もちろん、そんな放心は数秒も続かなかったが、代わりに、たった一つの言葉で揺らぐ、この社会生活の脆さに、あらためて身震いも覚えた。
 (「サンデー毎日」'95.8.20・27 p76)


【雑感】

日之出ビール経営陣の顔見世ですね。

何が驚いたって、白井副社長が城山社長と、ほとんどくだけた口調で喋っていたこと。丁寧に喋っていることもありますが、数えるほどしかなかったかな。

城山社長も相槌一つからして、違う。 単行本・文庫で「はい」や「ええ」だったのが、サン毎版では「うん」ですよ。
今風の言葉を借りれば、二人とも「キャラが違う」のですよ。

白井さんが1歳年上であっても、地位は城山社長の方が上ですから、書籍にまとめるときは喋り方を変えざるを得なかったんでしょうね。

そして日之出ビールの経営関連のこと。『LJ』を読むときは、そのときそのときの経済状況や、企業の不祥事等を思わずにいられないのですが、例えば倉田さんの数字の話でも、「ああ、こうやってごまかしを考えたり、操作したりするのかなあ」 と思いをめぐらせてしまいます。

あ、倉田さんはごまかしませんね。本気でその数字を確保しようとしている。

ただ、上の人間があまりに突拍子もない「数字」を打ち立てると、現場で働いている人間が困る、という図式は、何年、いや何十年経っても成り立つのですね。
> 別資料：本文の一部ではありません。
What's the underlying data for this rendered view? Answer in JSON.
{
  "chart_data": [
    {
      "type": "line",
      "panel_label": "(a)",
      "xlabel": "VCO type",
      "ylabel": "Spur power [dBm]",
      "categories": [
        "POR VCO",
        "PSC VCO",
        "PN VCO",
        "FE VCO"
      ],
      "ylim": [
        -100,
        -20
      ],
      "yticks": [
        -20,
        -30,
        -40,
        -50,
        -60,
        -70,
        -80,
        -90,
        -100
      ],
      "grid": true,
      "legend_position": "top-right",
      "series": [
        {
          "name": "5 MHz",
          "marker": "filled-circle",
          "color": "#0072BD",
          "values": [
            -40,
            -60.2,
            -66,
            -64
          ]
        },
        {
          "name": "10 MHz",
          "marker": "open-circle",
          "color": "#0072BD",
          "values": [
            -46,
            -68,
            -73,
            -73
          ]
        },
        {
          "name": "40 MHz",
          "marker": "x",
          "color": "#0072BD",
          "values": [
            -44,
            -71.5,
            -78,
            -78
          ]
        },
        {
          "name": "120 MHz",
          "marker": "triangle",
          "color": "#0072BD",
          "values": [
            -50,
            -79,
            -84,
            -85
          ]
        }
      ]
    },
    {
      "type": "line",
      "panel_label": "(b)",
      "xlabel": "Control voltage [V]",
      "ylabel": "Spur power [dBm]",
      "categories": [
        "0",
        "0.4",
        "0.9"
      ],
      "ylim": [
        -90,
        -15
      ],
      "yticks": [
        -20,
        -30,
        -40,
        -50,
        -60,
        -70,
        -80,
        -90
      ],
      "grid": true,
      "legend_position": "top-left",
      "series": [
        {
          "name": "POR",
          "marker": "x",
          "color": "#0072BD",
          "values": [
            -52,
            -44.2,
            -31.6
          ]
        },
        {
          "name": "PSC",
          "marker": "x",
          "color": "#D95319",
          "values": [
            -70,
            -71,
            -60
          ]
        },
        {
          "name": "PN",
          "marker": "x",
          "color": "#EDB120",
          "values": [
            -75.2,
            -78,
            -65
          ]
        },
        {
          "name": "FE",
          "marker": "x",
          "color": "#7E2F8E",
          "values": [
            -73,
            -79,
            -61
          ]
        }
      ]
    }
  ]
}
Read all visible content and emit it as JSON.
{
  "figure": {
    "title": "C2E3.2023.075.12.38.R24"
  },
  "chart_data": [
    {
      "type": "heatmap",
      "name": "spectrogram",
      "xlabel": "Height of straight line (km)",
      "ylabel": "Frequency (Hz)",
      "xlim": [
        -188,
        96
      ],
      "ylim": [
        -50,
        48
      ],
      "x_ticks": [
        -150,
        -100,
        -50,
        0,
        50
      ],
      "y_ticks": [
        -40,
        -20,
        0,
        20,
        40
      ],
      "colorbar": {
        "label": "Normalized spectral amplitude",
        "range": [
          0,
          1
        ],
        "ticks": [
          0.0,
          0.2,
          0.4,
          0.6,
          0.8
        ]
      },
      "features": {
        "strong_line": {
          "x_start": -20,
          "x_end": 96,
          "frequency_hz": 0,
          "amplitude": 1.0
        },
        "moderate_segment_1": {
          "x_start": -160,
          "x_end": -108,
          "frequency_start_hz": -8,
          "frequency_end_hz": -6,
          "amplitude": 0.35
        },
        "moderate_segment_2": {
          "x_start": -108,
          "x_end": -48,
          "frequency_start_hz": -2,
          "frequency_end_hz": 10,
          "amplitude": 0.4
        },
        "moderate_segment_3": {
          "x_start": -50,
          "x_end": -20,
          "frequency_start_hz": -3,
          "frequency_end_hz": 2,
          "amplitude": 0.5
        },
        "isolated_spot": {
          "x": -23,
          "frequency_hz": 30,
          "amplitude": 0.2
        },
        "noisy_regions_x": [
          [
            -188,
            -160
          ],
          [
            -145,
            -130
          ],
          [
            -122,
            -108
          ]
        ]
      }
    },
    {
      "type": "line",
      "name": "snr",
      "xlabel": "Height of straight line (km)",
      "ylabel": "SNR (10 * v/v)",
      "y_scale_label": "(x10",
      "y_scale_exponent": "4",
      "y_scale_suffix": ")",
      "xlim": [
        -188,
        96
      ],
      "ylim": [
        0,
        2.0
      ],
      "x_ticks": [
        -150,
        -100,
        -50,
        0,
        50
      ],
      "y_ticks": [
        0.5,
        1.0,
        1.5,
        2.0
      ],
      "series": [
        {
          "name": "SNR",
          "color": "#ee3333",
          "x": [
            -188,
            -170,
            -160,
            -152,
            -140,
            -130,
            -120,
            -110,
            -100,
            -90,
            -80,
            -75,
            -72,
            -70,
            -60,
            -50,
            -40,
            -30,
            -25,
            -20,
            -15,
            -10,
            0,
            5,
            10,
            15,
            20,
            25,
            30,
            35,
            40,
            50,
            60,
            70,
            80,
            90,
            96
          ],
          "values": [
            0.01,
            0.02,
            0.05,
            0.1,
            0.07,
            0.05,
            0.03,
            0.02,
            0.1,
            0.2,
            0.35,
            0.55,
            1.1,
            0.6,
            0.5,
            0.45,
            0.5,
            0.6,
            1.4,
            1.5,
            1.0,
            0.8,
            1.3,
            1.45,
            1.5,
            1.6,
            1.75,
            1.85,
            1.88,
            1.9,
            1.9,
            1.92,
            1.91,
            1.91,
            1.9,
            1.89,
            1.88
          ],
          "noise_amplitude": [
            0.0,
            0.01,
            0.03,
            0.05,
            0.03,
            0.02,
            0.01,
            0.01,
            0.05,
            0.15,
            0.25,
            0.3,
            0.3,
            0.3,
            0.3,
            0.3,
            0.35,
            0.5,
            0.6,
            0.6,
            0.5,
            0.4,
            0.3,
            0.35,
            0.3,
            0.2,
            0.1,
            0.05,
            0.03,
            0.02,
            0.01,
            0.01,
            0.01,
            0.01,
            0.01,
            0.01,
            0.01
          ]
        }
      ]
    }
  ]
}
1995年から1997年の連載でしたが、未だに「変わらない」ように感じるのが、逆に恐ろしい。

こういう日本型の経営方式は、とっくに破綻・崩壊していると思うのですが、「変わる」あるいは「変える」ことは、すぐに成果を求められるのが今も主流の体質であるからには、天地がひっくり返らなきゃ無理なんでしょうな・・・と素人ながらの感想を述べずにはいられない。

あれ、眠気で何を入力してるのか、わからなくなってきた。こんな時間だもんな。では、おやすみなさいませ。